Dir-se-ia um homem que, depois de ter observado os movimentos instintivos e os apetites de um animal grande e robusto, por onde convém aproximar-se dele e tocá-lo, quando e por que motivo se irrita ou acalma, que gritos costuma soltar em cada ocasião e que tom de voz o amansa ou enfurece, depois de ter aprendido tudo isto por uma longa chamar-lhe-ia sabedoria e, tendo-a sistematizado numa espécie de arte, passaria a ensiná-la, embora não saiba realmente o que, nesses hábitos e apetites, é belo ou feio, bom ou mau, justo ou injusto; conformando-se no emprego destes termos aos instintos do grande animal; chamando bom ao que o contenta e mau ao que o importuna, sem poder legitimar de outro modo estes qualificativos; denominando justo e belo o necessário, porque não viu e não é capaz de mostrar aos outros quanto a natureza do necessário difere, na realidade, da do bom. Um homem assim, por Zeus!, não te pareceria um estranho educador?
- Com certeza! - disse ele.
- Pois bem! Que diferença há entre este homem e aquele que faz consistir a sabedoria em conhecer os sentimentos e os gostos de uma multidão composta de gente de toda a espécie, quer se trate de pintura, música ou política? É evidente que, se alguém se apresenta diante dessa turba para lhe submeter um poema, uma obra de arte ou um projecto de utilidade pública e se apoia, sem reserva, na sua autoridade, é para ele uma necessidade diomediana, como se costuma dizer, sujeitar-se ao que ela aprovar. Ora, já alguma vez ouviste algum dos que a compõem provar que essas obras são realmente belas, a não ser por razões ridículas?
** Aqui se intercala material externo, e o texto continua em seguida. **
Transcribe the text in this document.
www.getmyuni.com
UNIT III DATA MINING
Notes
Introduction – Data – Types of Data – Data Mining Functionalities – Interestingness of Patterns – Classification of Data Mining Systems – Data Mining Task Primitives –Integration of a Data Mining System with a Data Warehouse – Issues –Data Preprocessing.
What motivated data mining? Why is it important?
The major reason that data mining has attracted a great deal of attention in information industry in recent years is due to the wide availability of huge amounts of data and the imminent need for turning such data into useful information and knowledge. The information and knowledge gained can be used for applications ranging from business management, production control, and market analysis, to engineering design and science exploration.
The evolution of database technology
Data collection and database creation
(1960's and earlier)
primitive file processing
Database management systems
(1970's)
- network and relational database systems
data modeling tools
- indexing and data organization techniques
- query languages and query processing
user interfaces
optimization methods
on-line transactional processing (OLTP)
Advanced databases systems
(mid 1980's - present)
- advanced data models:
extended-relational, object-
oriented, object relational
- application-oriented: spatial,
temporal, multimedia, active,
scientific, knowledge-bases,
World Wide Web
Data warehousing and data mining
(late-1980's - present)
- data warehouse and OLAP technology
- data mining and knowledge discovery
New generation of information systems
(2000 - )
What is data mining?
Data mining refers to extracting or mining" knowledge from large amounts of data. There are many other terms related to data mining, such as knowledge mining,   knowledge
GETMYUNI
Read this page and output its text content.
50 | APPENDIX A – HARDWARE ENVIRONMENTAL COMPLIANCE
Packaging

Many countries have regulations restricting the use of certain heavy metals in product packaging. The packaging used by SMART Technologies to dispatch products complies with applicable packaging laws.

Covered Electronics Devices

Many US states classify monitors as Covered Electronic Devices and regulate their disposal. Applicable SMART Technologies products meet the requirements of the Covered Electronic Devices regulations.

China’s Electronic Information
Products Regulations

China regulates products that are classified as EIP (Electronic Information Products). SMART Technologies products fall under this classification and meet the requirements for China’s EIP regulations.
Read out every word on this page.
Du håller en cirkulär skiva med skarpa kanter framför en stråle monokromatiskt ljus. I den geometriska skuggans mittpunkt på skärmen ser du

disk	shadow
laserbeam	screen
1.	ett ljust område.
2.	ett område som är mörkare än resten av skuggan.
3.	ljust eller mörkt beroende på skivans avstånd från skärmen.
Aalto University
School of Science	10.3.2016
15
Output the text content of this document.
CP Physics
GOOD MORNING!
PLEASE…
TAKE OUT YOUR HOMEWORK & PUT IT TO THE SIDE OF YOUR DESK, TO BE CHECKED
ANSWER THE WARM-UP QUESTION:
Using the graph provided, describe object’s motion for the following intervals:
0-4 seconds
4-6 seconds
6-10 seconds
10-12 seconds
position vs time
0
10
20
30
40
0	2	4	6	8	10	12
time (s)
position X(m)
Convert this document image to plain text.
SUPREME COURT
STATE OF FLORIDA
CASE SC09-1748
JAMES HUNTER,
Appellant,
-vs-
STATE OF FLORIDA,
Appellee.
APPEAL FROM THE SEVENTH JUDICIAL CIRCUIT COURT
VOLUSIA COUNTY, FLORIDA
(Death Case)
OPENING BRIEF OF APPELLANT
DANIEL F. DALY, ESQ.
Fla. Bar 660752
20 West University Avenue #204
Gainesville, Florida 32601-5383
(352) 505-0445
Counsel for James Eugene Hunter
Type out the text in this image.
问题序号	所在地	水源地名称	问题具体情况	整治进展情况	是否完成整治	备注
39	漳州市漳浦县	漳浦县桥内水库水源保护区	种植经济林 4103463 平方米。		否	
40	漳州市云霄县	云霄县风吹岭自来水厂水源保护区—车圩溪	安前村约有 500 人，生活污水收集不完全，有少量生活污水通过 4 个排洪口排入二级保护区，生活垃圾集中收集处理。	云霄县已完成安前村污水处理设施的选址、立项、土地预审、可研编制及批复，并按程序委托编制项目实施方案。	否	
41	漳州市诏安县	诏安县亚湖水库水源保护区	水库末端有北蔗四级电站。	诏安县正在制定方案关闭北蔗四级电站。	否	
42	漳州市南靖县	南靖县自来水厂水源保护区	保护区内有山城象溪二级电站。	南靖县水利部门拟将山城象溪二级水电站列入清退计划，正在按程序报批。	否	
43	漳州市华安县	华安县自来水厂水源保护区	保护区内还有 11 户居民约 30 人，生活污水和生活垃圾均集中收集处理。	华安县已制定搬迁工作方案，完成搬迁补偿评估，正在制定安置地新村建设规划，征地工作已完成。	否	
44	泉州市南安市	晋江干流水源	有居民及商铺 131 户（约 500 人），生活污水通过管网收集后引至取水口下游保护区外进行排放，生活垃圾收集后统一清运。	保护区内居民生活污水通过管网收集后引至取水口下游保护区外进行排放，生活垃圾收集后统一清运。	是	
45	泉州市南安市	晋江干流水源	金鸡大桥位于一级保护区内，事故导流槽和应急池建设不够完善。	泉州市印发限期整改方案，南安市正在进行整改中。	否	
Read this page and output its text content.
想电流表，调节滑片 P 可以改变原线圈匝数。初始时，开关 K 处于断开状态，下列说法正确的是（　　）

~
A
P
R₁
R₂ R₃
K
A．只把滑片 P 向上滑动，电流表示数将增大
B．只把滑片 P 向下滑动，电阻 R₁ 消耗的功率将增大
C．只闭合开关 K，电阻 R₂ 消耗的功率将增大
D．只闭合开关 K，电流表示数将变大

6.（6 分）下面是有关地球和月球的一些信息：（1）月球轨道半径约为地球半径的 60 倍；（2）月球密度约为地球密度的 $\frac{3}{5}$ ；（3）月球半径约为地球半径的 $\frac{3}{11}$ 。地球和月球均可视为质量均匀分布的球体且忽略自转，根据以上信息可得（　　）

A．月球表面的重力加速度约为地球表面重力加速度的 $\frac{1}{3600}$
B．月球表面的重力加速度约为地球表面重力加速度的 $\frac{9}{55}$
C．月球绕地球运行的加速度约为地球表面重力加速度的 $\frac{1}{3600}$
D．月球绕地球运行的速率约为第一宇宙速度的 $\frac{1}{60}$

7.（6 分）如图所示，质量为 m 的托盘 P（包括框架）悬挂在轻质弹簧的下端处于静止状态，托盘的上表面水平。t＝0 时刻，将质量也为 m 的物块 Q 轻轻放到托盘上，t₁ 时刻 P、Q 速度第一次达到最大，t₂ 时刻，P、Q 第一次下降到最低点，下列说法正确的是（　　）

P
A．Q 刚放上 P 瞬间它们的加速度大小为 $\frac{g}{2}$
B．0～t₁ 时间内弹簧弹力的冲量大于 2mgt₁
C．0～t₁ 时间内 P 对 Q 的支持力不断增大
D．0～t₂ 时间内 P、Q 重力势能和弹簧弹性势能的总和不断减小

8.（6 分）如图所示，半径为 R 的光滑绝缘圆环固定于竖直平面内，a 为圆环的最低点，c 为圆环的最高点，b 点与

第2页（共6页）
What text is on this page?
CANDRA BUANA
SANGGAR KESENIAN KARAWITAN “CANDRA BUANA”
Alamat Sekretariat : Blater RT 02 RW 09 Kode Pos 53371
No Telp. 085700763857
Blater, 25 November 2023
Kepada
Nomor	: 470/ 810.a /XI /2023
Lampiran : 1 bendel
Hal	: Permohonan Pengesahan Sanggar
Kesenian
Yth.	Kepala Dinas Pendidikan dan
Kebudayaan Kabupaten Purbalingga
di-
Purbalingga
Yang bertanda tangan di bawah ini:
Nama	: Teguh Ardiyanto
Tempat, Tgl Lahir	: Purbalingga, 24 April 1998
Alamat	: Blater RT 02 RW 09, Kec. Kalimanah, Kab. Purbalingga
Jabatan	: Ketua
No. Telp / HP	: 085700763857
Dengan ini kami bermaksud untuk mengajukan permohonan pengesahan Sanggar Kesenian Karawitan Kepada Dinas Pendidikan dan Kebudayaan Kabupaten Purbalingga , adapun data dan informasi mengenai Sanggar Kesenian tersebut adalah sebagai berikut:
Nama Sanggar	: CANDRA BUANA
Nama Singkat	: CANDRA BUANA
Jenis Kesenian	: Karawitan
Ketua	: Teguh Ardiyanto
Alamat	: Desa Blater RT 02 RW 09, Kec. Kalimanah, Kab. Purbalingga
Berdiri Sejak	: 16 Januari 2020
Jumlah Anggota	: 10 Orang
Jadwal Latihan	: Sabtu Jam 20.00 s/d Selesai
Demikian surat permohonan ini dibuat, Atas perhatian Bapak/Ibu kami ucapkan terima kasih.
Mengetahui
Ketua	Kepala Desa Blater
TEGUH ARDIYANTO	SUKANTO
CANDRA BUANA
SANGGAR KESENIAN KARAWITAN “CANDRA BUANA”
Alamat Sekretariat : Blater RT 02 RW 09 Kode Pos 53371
- Não, nunca, e não o espero.
- Uma vez que tudo isto foi bem compreendido, diz-me: é possível que a turba admita e conceba que o belo em si mesmo existe separado da multidão das coisas belas ou as outras essências separadas da multidão das coisas particulares?
- De maneira nenhuma.
- Por conseguinte, é impossível que o povo seja filósofo.
- Impossível.
- E é necessário que os filósofos sejam criticados por ele.
- Sim.
- E também por esses particulares que se misturam com a turba e desejam agradar-lhe.
- É evidente.
- Sendo assim, que possibilidade de salvação vês para o temperamento filosófico, que lhe permita perseverar na sua profissão e atingir o seu objectivo?